Classic Weaknesses of Technical Analysis

The most important weakness is that analysts reading charts can be biased. This is the case with fundamental analysis. Technical analysis is subjective, and our personal biases can be reflected in our trading decisions. If an analyst is feeling bullish this may bias his or her reading of the chart.

Technical traders are also critiqued for being too late in identifying trends. All too often we see technical traders marking up charts showing price movements when they were unable to predict the trend before it started. As a result, many technical traders miss out on trends because they start riding them too late.

Technical analysis is also chronically open to interpretation. For example, two technical traders can look at a chart and tell two different stories and see two different patterns. The chart's interpretations are in the eye of the beholder. Not all signals and patterns work. Sometimes a “sell signal” will work, and sometimes it won’t. And, it may work on one particular stock but not on another.

Even though many principles of technical analysis claim to be universal, all are idiosyncratic. For most technical analysis tools, two followers of a theory may see different results. Technical analysis was developed for short-term traders. There is little value in assisting investment decisions, if any, for institutional money managers.
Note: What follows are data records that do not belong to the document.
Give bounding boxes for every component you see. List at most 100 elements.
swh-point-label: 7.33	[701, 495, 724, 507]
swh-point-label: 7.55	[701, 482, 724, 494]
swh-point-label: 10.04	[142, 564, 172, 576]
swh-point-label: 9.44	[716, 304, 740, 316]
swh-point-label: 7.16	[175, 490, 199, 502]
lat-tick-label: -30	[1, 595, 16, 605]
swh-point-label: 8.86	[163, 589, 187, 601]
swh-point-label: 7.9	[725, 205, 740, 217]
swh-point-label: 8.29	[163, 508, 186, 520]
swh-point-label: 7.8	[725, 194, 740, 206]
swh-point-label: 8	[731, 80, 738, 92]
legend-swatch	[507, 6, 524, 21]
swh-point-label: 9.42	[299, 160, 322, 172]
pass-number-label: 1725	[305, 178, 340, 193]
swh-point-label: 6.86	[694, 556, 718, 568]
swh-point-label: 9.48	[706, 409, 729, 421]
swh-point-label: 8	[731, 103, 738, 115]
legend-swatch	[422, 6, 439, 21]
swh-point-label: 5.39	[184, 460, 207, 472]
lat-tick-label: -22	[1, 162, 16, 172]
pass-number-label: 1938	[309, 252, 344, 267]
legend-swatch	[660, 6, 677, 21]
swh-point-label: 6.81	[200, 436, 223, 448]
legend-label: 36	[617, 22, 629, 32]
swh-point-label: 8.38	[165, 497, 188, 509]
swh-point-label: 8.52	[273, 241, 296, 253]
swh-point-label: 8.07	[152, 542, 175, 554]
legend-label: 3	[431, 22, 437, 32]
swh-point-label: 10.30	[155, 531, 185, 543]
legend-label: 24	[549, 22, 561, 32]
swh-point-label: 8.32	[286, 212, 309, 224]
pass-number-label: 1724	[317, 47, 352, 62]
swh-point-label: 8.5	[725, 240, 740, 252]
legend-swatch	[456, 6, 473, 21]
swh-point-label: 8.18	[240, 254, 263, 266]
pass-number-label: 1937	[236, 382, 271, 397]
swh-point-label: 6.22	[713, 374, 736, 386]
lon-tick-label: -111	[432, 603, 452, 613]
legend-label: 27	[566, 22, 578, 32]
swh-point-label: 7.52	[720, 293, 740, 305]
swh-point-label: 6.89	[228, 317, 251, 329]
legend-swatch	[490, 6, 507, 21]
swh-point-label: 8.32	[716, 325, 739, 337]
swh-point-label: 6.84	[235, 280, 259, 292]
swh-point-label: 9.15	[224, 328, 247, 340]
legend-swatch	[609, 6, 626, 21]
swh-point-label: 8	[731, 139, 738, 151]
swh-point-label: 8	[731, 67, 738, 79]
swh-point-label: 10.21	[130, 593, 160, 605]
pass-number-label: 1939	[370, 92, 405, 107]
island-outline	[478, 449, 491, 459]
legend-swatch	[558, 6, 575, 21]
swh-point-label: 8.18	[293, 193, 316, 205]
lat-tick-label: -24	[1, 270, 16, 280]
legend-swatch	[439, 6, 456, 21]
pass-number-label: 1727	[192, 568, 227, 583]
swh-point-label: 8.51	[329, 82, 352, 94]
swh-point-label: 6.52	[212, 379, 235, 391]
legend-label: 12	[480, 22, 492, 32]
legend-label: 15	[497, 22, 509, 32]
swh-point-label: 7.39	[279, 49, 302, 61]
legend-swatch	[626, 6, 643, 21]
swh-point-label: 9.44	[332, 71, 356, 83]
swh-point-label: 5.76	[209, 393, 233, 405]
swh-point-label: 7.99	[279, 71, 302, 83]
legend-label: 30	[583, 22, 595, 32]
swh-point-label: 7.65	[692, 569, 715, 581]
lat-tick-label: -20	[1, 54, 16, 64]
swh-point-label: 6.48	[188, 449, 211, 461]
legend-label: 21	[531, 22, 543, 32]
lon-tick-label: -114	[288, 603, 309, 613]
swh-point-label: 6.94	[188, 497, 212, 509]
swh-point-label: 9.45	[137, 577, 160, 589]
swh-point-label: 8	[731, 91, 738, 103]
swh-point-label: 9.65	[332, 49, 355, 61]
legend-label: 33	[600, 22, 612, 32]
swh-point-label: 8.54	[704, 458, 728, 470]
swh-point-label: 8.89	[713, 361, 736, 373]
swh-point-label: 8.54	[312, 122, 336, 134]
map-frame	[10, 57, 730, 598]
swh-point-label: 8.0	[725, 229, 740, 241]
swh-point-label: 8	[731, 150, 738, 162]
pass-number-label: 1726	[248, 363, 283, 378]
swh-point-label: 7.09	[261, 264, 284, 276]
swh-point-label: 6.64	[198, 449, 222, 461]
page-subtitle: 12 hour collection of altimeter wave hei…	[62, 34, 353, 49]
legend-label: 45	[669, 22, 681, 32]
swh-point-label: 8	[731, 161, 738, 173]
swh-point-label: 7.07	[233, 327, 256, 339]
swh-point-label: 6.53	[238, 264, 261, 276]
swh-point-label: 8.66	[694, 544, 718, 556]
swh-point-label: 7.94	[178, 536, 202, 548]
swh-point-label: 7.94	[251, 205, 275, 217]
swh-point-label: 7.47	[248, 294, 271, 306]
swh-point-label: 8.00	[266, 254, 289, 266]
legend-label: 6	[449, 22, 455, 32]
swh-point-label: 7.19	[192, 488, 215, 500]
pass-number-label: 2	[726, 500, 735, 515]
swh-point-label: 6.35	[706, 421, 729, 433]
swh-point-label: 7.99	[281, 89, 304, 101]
While these classic weaknesses of technical analysis are convincing to The Prince, The Prince is more convinced by the attitude of success hedge fund managers and institutional investors towards the use of technical analysis. If a portfolio manager calls or meets with an institutional investor and tells them they are going to employ technical analysis, the institutional investor is going to laugh or hang up. That’s all the convincing The Prince needs of the bankruptcy of technical analysis as an investing strategy. Technical analysis is an art, and not a science, and The Prince believes in science.